Author Susanna Daniel Attempts to Clear the Air About South Florida Living

Author Susanna Daniel, a Miami native, said she's hoping her debut novel "Stiltsville" will help clear the air about South Florida living.

"I would like people to have a clearer sense of South Florida after they finish the book," the author said during a reading at Books & Books Bal Harbour last night for her tome that takes place in the famed 1930s Biscayne Bay neighborhood.

"I really like how Miami is its own city.
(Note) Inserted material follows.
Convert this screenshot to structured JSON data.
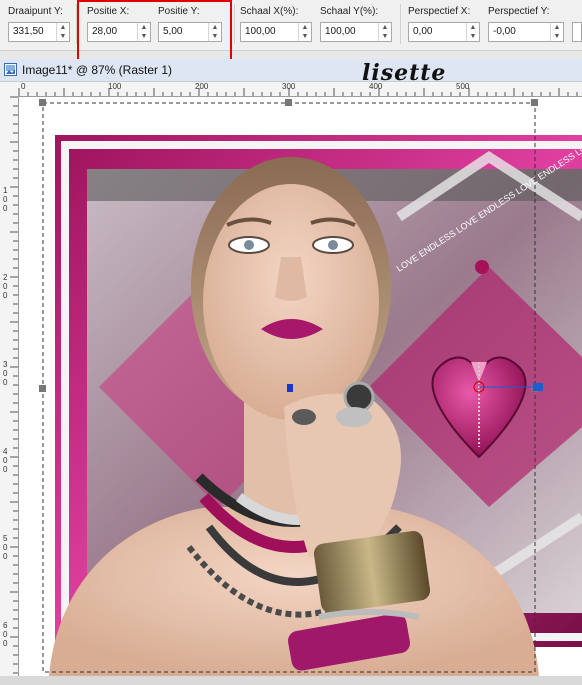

It doesn't really care what other cities in the country think of it."

Dividing her time as a child between Coral Gables and Stiltsville (sometimes referred to as Miami's French Quarter due its hard-partying reputation), Daniel said the setting in her novel is "very autobiographical."  But the central relationship was trickier to articulate, which is why she said it took her a decade to complete the novel. 

"I had a really hard time with the falling-in-love part of the story," she confessed.  "In romantic comedies, the process of falls-in-love-with-boy-or-girl is done in a snap, and I think it is because people have a really hard depicting that, and I did too."

Daniel, who now lives with her family in Wisconsin, said she doubts she'll have any change of heart toward her hometown anytime soon: "I always tell people I think Miami is the most beautiful city in the country. And other than the fact that it takes twice as long to get anywhere and the groceries are a lot fancier, I don't see that many changes."